Jeremy Hankins <nowan@nowan.org> wrote:
> Matthew Garrett <mgarrett@chiark.greenend.org.uk> writes:
>> If we actually upheld this standard at present, it would result in us
>> removing a large number of packages from Debian.
> 
> Which packages?  Without specific examples it's difficult to discuss
> this point.  In fact this claim is made frequently ("Oh, but that would
> mean we'd have to remove hundreds of packages!") -- and often it turns
> out to be wrong.

nautilus, xplanet, gnome-games, eterm, gimp, gtkhtml, enlightenment,
python-gtk, the mod-perl documentation, apache and openoffice are the
ones installed here. Some number of them could just have the artwork
removed. Of course, a large number of the pngs on systems would
originally have been produced in something like the Gimp. Flattening
them to pngs will have lost information, and it's possible that the
original files still exist somewhere. If we're actually concerned, we
need to contact everyone who produced a png that's present in the
distribution and find out whether they still have original source files
anywhere.

Or, alternatively, we could accept that pngs are modifiable enough.

>> However, even
>> ignoring that, I think your definition leads to some strangeness. It
>> suggests that a JPEG is DFSG-free in and of itself in some cases, but
>> that the existence of a lossless representation of that picture
>> renders the JPEG non-free unless it's distributed with that lossless
>> representation.
> 
> No, it doesn't.  The lone JPEG is only non-free if the lossless version
> is what the original author would use to make a modification to the
> JPEG.  If, for example, the original author threw out the lossless
> version immediately on making the JPEG, that's strong evidence it's not
> needed.

What does the original author's intent have to do with it?

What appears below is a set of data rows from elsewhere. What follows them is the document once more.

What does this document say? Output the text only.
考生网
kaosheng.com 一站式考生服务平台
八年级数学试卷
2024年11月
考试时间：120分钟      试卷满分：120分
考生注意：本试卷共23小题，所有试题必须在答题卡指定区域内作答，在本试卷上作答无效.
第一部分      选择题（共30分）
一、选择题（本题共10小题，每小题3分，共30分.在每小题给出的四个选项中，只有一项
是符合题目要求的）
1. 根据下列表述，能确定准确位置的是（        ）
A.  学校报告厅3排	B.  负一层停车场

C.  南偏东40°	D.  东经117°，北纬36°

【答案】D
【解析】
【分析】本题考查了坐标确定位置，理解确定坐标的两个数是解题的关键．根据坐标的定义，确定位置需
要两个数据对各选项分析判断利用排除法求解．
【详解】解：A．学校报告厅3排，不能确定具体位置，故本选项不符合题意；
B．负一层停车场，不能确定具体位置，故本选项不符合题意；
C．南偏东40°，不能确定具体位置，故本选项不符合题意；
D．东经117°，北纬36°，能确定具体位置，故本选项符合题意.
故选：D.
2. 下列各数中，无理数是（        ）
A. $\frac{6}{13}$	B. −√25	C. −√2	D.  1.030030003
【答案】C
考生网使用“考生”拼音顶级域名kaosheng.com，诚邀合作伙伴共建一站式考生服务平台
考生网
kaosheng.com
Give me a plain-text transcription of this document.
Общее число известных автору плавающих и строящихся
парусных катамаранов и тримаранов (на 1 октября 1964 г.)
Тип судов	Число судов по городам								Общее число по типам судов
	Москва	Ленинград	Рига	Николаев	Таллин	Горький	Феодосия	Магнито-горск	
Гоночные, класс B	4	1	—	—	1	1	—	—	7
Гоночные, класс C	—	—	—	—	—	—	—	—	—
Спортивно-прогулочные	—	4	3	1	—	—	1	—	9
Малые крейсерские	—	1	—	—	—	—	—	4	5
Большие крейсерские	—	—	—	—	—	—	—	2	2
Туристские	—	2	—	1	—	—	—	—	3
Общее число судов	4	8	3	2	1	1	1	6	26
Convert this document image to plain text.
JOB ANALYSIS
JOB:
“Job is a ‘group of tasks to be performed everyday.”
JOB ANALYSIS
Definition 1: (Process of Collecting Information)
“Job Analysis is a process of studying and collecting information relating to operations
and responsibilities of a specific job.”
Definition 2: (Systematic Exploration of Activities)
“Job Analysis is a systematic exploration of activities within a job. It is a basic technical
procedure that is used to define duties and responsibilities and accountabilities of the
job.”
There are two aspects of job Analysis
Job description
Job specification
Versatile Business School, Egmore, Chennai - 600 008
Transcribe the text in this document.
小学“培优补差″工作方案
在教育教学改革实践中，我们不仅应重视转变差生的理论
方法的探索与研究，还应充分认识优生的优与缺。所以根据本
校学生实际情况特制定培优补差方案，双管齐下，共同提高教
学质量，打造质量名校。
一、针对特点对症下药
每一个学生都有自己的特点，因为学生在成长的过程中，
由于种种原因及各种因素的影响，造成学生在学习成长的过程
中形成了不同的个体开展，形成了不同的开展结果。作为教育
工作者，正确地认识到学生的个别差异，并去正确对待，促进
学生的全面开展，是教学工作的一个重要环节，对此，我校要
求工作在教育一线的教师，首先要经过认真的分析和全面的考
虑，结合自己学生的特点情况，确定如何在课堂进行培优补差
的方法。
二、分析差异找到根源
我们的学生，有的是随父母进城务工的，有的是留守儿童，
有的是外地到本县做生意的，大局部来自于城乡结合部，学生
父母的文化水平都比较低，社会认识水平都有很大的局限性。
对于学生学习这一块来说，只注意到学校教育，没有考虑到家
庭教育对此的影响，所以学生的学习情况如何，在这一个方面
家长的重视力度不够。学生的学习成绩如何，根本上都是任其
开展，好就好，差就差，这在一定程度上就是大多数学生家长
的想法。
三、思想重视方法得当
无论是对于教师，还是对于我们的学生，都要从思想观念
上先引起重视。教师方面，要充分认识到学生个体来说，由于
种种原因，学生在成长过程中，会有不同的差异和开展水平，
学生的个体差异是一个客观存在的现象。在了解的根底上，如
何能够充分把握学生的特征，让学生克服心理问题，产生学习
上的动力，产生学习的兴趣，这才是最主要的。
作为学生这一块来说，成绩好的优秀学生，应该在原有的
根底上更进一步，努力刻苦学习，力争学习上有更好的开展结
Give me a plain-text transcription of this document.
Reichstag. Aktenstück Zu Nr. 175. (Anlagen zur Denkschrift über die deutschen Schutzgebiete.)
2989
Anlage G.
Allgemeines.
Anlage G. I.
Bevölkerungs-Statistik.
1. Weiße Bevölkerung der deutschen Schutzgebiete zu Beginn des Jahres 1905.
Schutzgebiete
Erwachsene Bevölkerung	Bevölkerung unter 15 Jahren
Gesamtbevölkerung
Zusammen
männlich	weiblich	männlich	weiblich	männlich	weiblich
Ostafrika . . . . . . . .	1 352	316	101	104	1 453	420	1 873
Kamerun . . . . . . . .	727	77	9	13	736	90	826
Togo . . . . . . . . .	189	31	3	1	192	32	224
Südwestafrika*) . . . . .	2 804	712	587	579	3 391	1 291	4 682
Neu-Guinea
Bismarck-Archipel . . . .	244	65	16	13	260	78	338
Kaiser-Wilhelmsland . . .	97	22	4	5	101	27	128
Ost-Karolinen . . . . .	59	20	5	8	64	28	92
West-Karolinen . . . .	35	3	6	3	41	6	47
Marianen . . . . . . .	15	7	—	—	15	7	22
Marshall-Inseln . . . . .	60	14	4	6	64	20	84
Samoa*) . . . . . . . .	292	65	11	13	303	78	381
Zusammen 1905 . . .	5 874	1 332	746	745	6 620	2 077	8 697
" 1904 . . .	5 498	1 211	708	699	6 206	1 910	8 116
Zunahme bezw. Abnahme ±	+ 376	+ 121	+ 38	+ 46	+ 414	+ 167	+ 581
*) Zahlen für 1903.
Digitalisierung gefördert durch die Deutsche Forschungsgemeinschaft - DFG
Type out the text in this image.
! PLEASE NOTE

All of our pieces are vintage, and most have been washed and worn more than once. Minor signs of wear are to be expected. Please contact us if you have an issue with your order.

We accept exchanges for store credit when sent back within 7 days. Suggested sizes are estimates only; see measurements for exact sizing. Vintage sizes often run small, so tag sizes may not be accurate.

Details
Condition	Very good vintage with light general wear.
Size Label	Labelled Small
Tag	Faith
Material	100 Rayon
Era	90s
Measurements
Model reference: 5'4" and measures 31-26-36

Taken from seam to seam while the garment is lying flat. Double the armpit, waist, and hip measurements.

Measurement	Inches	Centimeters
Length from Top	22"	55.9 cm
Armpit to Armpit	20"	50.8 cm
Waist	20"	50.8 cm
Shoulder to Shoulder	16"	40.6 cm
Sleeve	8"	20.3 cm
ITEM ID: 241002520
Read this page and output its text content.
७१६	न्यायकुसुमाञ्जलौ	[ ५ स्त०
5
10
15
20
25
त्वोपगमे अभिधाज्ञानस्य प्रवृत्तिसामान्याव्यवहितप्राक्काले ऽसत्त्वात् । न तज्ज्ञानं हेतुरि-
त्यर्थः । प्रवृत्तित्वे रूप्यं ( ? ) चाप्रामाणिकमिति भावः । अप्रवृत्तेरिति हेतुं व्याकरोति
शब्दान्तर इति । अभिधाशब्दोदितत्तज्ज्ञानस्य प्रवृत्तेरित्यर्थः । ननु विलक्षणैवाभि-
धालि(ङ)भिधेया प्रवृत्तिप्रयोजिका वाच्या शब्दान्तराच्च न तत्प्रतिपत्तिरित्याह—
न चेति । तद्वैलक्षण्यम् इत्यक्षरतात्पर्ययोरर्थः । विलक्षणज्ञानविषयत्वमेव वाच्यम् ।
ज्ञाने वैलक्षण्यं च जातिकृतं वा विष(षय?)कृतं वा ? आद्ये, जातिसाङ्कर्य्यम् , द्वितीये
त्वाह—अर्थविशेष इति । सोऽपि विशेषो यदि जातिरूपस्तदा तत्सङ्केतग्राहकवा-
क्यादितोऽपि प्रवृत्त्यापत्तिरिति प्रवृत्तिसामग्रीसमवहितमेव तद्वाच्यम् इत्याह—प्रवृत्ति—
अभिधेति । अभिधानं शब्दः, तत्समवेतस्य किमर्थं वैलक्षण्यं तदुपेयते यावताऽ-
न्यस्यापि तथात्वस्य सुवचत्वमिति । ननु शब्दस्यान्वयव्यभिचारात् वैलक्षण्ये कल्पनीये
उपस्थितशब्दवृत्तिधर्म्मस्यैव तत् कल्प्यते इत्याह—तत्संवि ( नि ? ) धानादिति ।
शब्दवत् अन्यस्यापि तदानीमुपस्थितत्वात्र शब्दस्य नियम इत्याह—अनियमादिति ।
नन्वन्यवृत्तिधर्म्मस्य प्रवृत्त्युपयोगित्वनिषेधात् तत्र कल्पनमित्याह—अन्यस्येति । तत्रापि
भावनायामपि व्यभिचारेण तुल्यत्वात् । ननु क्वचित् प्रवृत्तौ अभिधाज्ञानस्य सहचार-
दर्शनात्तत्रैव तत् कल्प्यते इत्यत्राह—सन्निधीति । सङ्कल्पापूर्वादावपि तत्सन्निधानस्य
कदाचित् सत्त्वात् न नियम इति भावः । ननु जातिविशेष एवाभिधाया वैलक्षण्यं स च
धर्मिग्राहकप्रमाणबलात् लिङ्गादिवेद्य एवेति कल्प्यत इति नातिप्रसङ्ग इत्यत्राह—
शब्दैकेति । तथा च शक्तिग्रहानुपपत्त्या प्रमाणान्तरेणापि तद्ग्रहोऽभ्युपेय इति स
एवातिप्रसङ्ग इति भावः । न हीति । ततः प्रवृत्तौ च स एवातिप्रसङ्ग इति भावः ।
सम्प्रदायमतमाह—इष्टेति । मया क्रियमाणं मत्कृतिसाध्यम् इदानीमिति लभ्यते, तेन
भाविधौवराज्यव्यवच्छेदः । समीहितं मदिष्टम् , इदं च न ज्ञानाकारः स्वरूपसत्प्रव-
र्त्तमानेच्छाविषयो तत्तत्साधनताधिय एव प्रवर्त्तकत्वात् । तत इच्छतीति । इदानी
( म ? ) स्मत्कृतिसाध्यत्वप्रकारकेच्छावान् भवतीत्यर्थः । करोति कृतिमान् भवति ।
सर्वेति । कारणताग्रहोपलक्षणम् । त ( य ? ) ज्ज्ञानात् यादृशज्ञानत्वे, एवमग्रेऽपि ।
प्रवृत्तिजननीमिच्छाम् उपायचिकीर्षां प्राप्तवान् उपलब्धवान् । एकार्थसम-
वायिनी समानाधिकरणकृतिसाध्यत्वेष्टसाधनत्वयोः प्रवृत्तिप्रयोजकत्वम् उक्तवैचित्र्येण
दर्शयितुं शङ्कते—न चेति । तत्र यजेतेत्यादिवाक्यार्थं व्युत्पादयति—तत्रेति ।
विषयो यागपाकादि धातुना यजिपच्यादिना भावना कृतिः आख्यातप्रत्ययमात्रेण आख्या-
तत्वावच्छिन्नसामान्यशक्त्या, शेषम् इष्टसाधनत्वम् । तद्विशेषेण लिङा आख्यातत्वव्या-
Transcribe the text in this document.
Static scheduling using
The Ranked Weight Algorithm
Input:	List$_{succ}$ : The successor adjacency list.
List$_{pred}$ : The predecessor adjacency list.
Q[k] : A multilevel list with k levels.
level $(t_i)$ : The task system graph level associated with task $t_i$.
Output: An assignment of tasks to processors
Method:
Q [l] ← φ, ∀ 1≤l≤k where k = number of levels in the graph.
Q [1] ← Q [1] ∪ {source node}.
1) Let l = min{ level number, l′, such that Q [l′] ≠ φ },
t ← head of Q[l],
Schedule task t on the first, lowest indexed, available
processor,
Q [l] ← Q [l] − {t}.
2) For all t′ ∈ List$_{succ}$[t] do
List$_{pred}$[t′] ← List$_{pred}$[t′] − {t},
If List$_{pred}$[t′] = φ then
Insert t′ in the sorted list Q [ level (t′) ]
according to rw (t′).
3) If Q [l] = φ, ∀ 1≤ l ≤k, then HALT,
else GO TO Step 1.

Can I take
the original author's JPEG, modify it and then distribute my modified
JPEG in debian? Or does the fact that the author has a "better" version
mean that my JPEG was unmodifiable?

>> but I think that
>> the GPL's definition is stricter than we should require in general. We
>> don't have the DFSG because they provide philosophical freedoms - we
>> have the DFSG because they allow people to engage in practical
>> activities. If a piece of software allows someone to assert their
>> freedom to perform those acts without onerous restrictions, then it
>> ought to be free from a DFSG standpoint.
> 
> Speak for yourself.  One of the things that makes d-l so combustible* is
> that different people have lots of different opinions on why we need the
> DFSG and how we should use them.

Why do you believe we require source code? Is it so that people can
modify software, or is it to obtain some sort of philosophical purity?